Discussion forums in online classrooms are unfortunately named. The name evokes just talking about stuff. This can be a good use of the discussion forum; dialogue is an important part of higher education. The opportunity to test and develop ideas in conversation with trusted colleagues, both classmates and professors—yes, the discussion forum is a place to do that. But, I find I often get into a rut in these forums. I introduce and assign readings, then ask a series of questions to jumpstart a conversation. At its worst, this is about making sure that students are doing the reading and making some sense of it, a kind of accountability busy work. At its best, this is a way to integrate and work critically together with those materials in ways that help them come alive and become true conversation partners for the developing wisdom of my students.

I am always looking for other ways to better use these dialogical spaces with students. One of the metaphors that has been helpful for me is to use these spaces for students to “curate” materials for one another. By “curate,” I mean something like this: “to collect, select and present information or items such as pictures, video, music, etc. for people to use or enjoy, using your professional or expert knowledge.” For example, wise curating is what Maria Popova does in her excellent podcast and website, “Brain Pickings” (https://www.brainpickings.org/).

Curating in discussion forums can take all sorts of forms, depending on your purposes and the disciplined knowledges you are attempting to teach. Here are some of the ways I have used it as a religious educator and practical theologian:

  • • Curating Examples from Daily Life: When I am reading dense theoretical pieces with students (imagine Pierre Bourdieu or Paulo Freire), I invite them to find a website, image, or current event that illustrates one of the key theoretical concepts in the reading. This brings about a great deal of reflection on the concepts as the students try to imagine what might serve as a useful example of the concept in action. They often consider and reject many concepts as they try to find the one they will share, thus generating a more careful review of the reading. They post a link to the event or website and explain the concept that they see it illustrating to their colleagues. This has the subtle effect of helping them imagine that engaging these theories is not to demonstrate their competence for a grade, but to gain tools to better understand how the world works. It also serves as a test for the theories as we begin to see which ones have heuristic value making sense of daily life.
  • • Curating Images: When we are working in my practical theology class on forming theological questions grounded in human experience, I invite students to offer a photographic image from their home or neighborhood that raises significant theological questions for them. As the collection of images are curated, they begin to see how questions are related to particular contexts and communities, as well as begin to think about what makes a question theological at all. Their colleagues’ reflections on their images generate a range of different theological questions and demonstrate the role of perspectival framing not just in the answering of questions, but also in their initial framing.
  • • Curating Practices: In a religious education class I ask students to search the web for examples of contemporary religious educational practice happening inside or outside of communities of faith.

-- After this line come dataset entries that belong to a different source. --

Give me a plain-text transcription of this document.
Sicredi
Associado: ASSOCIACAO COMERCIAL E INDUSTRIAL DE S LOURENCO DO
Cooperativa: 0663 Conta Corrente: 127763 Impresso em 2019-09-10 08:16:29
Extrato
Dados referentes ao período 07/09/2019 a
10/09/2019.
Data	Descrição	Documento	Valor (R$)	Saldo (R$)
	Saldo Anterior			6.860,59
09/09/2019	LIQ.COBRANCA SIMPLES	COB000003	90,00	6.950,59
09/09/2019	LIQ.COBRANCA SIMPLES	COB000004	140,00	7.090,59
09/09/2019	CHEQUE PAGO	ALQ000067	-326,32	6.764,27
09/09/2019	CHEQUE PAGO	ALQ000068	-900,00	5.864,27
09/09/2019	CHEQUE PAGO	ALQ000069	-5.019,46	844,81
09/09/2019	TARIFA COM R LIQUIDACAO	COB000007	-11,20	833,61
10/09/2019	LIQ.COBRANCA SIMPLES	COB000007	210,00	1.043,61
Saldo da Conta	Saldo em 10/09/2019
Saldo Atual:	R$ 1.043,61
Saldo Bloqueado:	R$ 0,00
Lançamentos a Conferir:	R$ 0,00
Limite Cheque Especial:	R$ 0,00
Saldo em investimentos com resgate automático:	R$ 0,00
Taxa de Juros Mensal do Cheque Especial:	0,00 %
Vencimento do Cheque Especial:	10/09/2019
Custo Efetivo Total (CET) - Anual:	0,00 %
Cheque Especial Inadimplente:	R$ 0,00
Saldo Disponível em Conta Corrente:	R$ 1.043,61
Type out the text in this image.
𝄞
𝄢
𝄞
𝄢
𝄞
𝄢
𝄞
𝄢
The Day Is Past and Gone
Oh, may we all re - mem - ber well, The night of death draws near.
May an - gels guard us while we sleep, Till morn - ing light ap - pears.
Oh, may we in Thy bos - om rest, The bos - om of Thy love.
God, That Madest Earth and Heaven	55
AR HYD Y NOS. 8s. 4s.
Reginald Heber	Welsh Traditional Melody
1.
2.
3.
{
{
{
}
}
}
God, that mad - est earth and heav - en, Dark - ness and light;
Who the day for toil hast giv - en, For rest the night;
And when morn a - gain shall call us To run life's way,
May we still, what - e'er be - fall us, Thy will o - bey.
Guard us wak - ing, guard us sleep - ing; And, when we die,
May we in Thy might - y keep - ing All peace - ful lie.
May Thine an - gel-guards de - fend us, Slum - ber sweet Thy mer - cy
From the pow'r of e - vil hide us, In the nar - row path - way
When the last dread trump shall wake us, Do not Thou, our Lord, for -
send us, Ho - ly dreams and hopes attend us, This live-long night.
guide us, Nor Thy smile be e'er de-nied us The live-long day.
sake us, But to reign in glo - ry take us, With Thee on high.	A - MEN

They share the examples and analyze them, naming their strengths and limitations and how they might imagine using them in their own practice as educators. This not only gives them practice in identifying and analyzing resources, but also expands all of our knowledge about what is currently happening in the practice of the field and how it relates to the academic texts we have been reading.
  • • Curating Stereotypes, or Common Misunderstandings and Misrepresentations: In youth ministry classes, I have students curate examples of the ways that adolescents are stereotyped and used as tropes in popular culture. They then take apart those stereotypes and tropes and compare them to what we’ve gleaned from developmental, sociological, and cultural studies of adolescence we have been reading. This enables them to identify where the tropes may have roots in those theories, but also where they have become distorted.

Curating would serve different purposes in different disciplines, and I am sure you have creative ideas here. Students might curate examples of a particular Biblical text or historical event in visual art, poetry, literature, or song and talk about the interpretive choices made in that artwork. They might collect examples of practices from religious traditions in popular culture, or on YouTube, and analyze how they are represented in those forums in relation to the academic interpretations you are reading about those same practices. They might curate helpful video lectures or social media posts of an author you are reading, giving them a chance to listen to their embodied voices and discover something of the human behind the academic work you are reading. They might find examples of how historical events that you are studying are depicted on websites intended for elementary or middle schoolers and talk about the implications of historiographical choices made in those settings. They might curate academic articles that build on the theory you are reading in an area that is relevant to their own vocational path.

The beautiful thing about online discussion forums is that curating, posting a photo or link, and then writing a brief analysis of the artifact, is very easy to construct. It leverages the investigative power of the students and allows them to follow their interests, integrate knowledge, engage in application and analysis, and discover connection between the subject matter and the broader world in which they live.